Tanpa perlu membersihkan wajah yang penuh dengan goresan arang hitam, mereka
larut dalam kegembiraan bersama. Seluruh rumah menyediakan aneka makanan yang dapat
disantap oleh siapa saja. Tidak ketinggalan, makanan khas yang menjadi menu
wajib dalam semua ritual adat Wehea, yaitu pluq (lemang) dan sambal psooh
tersaji dan menggugah selera setiap pengunjung.
Jelang sore, kampung semakin ramai, para pengunjung pun mulai
berdatangan dan memenuhi tanah lapang tempat ritual Lom Plai dilaksanakan. Para
tetua adat laki-laki dan perempuan dengan pakaian tradisional Wehea pun mulai
memasuki lokasi ritual.
Berjalan perlahan menuju sebuah telkeak yang didirikan sebagai
tempat manaruh sesajen. Sesajen-sesajen yang tersebut akan dipersembahkan
kepada para penguasa alam.
Sementara itu, terdengar jelas paluhan gong dan tetabuhan tewung
dari dua arah berlawanan menjadi pertanda Hudoq telah datang. Suara-suara khas
Hudoq mulai terdengar, hentakan kaki beradu dengan bunyi-bunyian gong dan
tewung.
Kibasan pakaian khas Hudoq yang terbuat dari daun pisang serta
beragam topeng Hudoq dan teriakan-teriakan khasnya menciptakan suasana yang
berbeda sore ini. Kedua barisan penari akan bersatu dalam sebuah barisan
panjang menuju telkeak dan berdiri di belakang para tetua adat perempuan yang
duduk di atas tikar rotan.
Sekaranglah saatnya untuk memanggil roh Hudoq yang dipercaya
berasal dari dalam tanah, air dan khayangan. Suara nyanyian dari para perempuan
adat membahana di seantero areal ritual.
Mantra dan doa dalam bentuk nyanyian pun mulai dilafalkan.

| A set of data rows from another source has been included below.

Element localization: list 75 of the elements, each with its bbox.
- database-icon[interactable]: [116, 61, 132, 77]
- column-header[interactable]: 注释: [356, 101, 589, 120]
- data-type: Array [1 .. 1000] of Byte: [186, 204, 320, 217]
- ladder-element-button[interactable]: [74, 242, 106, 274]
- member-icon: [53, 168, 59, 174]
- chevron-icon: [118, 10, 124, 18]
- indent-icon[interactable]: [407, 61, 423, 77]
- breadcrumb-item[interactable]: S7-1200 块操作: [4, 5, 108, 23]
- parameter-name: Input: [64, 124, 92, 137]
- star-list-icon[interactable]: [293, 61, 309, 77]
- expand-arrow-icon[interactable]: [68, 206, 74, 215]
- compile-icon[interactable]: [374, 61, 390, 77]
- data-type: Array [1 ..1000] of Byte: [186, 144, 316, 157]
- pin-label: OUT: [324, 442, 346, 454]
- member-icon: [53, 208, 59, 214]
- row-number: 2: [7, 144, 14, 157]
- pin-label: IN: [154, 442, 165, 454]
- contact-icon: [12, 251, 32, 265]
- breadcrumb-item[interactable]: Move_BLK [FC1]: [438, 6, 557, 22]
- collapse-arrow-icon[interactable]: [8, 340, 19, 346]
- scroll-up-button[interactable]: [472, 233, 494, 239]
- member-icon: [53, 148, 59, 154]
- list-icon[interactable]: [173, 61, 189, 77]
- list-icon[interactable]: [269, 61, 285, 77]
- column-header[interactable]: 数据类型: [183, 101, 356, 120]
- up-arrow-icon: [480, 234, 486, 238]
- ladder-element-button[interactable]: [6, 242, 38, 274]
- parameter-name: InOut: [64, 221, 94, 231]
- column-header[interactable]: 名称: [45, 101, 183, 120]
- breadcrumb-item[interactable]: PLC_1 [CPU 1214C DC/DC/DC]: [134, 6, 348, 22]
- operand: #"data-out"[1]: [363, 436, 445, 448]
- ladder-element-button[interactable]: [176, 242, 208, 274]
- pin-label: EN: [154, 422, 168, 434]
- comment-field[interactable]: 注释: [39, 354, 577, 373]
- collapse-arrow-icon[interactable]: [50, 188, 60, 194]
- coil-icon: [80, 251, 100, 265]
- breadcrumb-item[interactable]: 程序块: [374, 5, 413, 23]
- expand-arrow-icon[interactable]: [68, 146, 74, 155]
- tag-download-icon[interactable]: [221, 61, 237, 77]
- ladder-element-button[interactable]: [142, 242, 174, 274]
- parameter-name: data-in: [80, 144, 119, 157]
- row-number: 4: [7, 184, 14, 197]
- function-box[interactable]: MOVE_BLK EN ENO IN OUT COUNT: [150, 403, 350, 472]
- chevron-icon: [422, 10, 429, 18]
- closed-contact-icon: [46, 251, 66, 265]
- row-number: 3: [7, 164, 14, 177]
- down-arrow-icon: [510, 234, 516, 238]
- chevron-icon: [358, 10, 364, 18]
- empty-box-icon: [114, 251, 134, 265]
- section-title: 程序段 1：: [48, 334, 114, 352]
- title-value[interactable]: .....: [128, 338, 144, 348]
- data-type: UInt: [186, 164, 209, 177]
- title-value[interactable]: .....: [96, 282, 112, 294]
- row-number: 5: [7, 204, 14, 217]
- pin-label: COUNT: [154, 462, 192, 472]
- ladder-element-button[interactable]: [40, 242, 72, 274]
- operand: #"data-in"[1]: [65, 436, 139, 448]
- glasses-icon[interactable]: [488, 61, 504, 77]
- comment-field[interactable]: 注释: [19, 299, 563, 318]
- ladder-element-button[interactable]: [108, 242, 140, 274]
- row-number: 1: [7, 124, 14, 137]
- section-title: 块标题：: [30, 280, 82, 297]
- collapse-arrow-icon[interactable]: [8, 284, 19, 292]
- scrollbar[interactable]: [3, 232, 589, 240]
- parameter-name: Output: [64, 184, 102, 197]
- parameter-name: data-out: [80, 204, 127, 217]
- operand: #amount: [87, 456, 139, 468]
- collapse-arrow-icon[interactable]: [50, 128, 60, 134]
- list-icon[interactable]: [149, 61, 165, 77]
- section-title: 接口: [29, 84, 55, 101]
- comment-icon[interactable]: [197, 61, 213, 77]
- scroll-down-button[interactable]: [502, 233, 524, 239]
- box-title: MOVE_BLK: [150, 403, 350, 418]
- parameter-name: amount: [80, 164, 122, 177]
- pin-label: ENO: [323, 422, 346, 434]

Bersamaan dengan itu, sesajen untuk para dewa telah disiapkan. Seekor anak ayam
Sian, ditambah dengan telur ayam kampung serta lekok keptiaq, turut menjadi
pelengkap yang dipersembahkan. Menggunakan sebilah pisau khas suku Dayak,
seorang tetua adat mulai memotong leher anak ayam. Kemudian, darahnya dimasukan
pada sebuah wadah untuk persembahan kepada para Hudoq. Secara berurutan, darah
ayam dicerahkan pada seluruh penari Hudoq disertai taburan beras serta lekok
keptiaq. Bersamaan dengan itu suara para penari Hudoq pun kembali membahana
dalam ritual Lom Plai.
Hentakan kaki serta suara-suara khas bergema dan perlahan
membentuk sebuah formasi melingkar. Semuanya menyatu dalam gerak dan irama
paluhan gong dan tetabuhan tewung.
Suasana semakin meriah, saat Hudoq beraksi. Ribuan pasang mata
seolah tidak ingin berkedip atau sekadar menonton momen tersebut. Para Hudoq
benar-benar menjadi magis dalam ritual puncak. Gerak tari para penari Hudoq
seakan membius siapa saja yang menyaksikannya tidak terkecuali para fotograger
yang tidak ingin kehilangan momen sedetik pun.
Saat sore mendekati senja, ritual diselesaikan. Perlahan, para
penari Hudoq serta penari lainnya meninggalkan tempat ritual untuk kembali lagi
bersama dalam ritual yang berbeda saat embos epaq plai. Ini pun menjadi
pertanda berakhirnya rangkaian ritual panjang selama Pesata Lom Plai.